А помог Ерёме определиться с золотом случай. В конце лета подошло к Охотску японское торговое судно. От него отчалила тяжело гружёная лодка, а когда она пристала к берегу, из неё ловко выпрыгнул коротконогий, с бритой головой и большим брюхом японец. «Дратуй, капитана!» — приветствовал он встречавшую его толпу и, прижав руку к сердцу, стал всем кланяться. Два его помощника, у каждого из которых за поясом торчали похожие на турецкий ятаган большие кинжалы, стали разгружать лодку. Началась торговля. Со стороны якутов и эвенков шла пушнина, а с японской — мука, соль, табак, чай, и всё, чем в тайге рубят и пилят лес, из чего стреляют и в чём варят оленину и кипятят чай. Японца звали Накамурой, а он всех, кто брал у него товар, хлопая по плечу и ласково улыбаясь, называл «капитаной». «А что, если не они сюда, — подумал Ерёма об эвенках и якутах, — а я в тайгу со всем этим добром!» От этой мысли Ерёму вздёрнуло, как застоявшегося в упряжке молодого жеребца от удара хлыста своего хозяина. Он понял: зимой, когда никаких здесь японцев не будет, цены на товар, да ещё с доставкой в тайгу, определять будет только он и так, как это ему надо. Не откладывая дело в долгий ящик, он на своё золото взял с японского судна всё, что считал нужным. С Накамурой на этом судне, расставаясь, они выпили по чашечке сакэ и остались друг другом довольны. Видимо, считая, что на русском языке «дратуй» — не только «здравствуй», но и «всего хорошего», когда Ерёма отплывал от судна, Накамура кричал ему с палубы: «Капитана, дратуй!»

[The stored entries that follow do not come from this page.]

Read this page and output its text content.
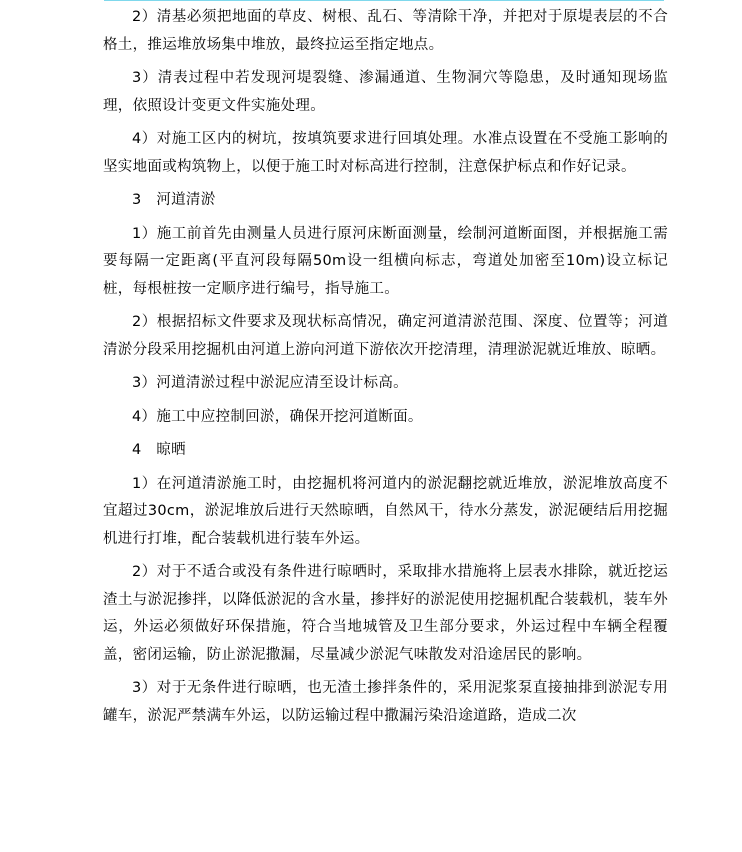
2）清基必须把地面的草皮、树根、乱石、等清除干净，并把对于原堤表层的不合格土，推运堆放场集中堆放，最终拉运至指定地点。

3）清表过程中若发现河堤裂缝、渗漏通道、生物洞穴等隐患，及时通知现场监理，依照设计变更文件实施处理。

4）对施工区内的树坑，按填筑要求进行回填处理。水准点设置在不受施工影响的坚实地面或构筑物上，以便于施工时对标高进行控制，注意保护标点和作好记录。

3　河道清淤

1）施工前首先由测量人员进行原河床断面测量，绘制河道断面图，并根据施工需要每隔一定距离(平直河段每隔50m设一组横向标志，弯道处加密至10m)设立标记桩，每根桩按一定顺序进行编号，指导施工。

2）根据招标文件要求及现状标高情况，确定河道清淤范围、深度、位置等；河道清淤分段采用挖掘机由河道上游向河道下游依次开挖清理，清理淤泥就近堆放、晾晒。

3）河道清淤过程中淤泥应清至设计标高。

4）施工中应控制回淤，确保开挖河道断面。

4　晾晒

1）在河道清淤施工时，由挖掘机将河道内的淤泥翻挖就近堆放，淤泥堆放高度不宜超过30cm，淤泥堆放后进行天然晾晒，自然风干，待水分蒸发，淤泥硬结后用挖掘机进行打堆，配合装载机进行装车外运。

2）对于不适合或没有条件进行晾晒时，采取排水措施将上层表水排除，就近挖运渣土与淤泥掺拌，以降低淤泥的含水量，掺拌好的淤泥使用挖掘机配合装载机，装车外运，外运必须做好环保措施，符合当地城管及卫生部分要求，外运过程中车辆全程覆盖，密闭运输，防止淤泥撒漏，尽量减少淤泥气味散发对沿途居民的影响。

3）对于无条件进行晾晒，也无渣土掺拌条件的，采用泥浆泵直接抽排到淤泥专用罐车，淤泥严禁满车外运，以防运输过程中撒漏污染沿途道路，造成二次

И до наступления зимы Ерёма не терял времени даром. Сговорившись с кузнецом, он из каждой двуручной пилы, разрезав их пополам, сделал две одноручных. Тунгусы домов не строят, понимал он, а на всё остальное и эти пойдут. Цены же на них решил он оставить как на двуручные. В табак, исходя уже из своего опыта, он подмешал корьё, спирт, который в тайге ценится выше золота, разбавил водой, а чайники он решил продавать без крышек, а потом, на втором заходе, продавать и их по новой цене.

Весть о том, что в тайге появился купец со своим товаром, быстро облетела всё побережье Охотского или, как называли его эвенки. Дамского моря вплоть до Алдана и верховьев Колымы и Индигирки. Базу нового промысла Ерёма определил в своём зимовье, имея в виду, что в свободное время он будет промышлять и золотом. В помощники он взял почти за так недалёкого ума и уже совсем было затурканного колымской жизнью белоруса Янку. В рваном армяке, худой, с конопатым, в небольшое блюдечко лицом, он был похож на подростка, убежавшего из дома. «А де вянтовка?» — сразу потребовал он у Ерёмы. Получив её, Янка шмыгнул носом, подтянулся и стал делать вид, что в оружии он толк знает. Внимательно осмотрел затвор, проверил винтовку на прицельность, а заглянув в ствол, с укоризной посмотрел на Ерёму и солидно сказал: «Нэ порадок». И взялся ствол чистить. «А де нож?» — закончив чистку ствола, спросил он. Нож ему Ерёма дал, и он его сразу нацепил на пояс и не расставался с ним, даже когда спал. Похоже, кроме винтовки и ножа Янке от Ерёмы ничего было не нужно. «Такого придурка мне и надо», — решил Ерёма.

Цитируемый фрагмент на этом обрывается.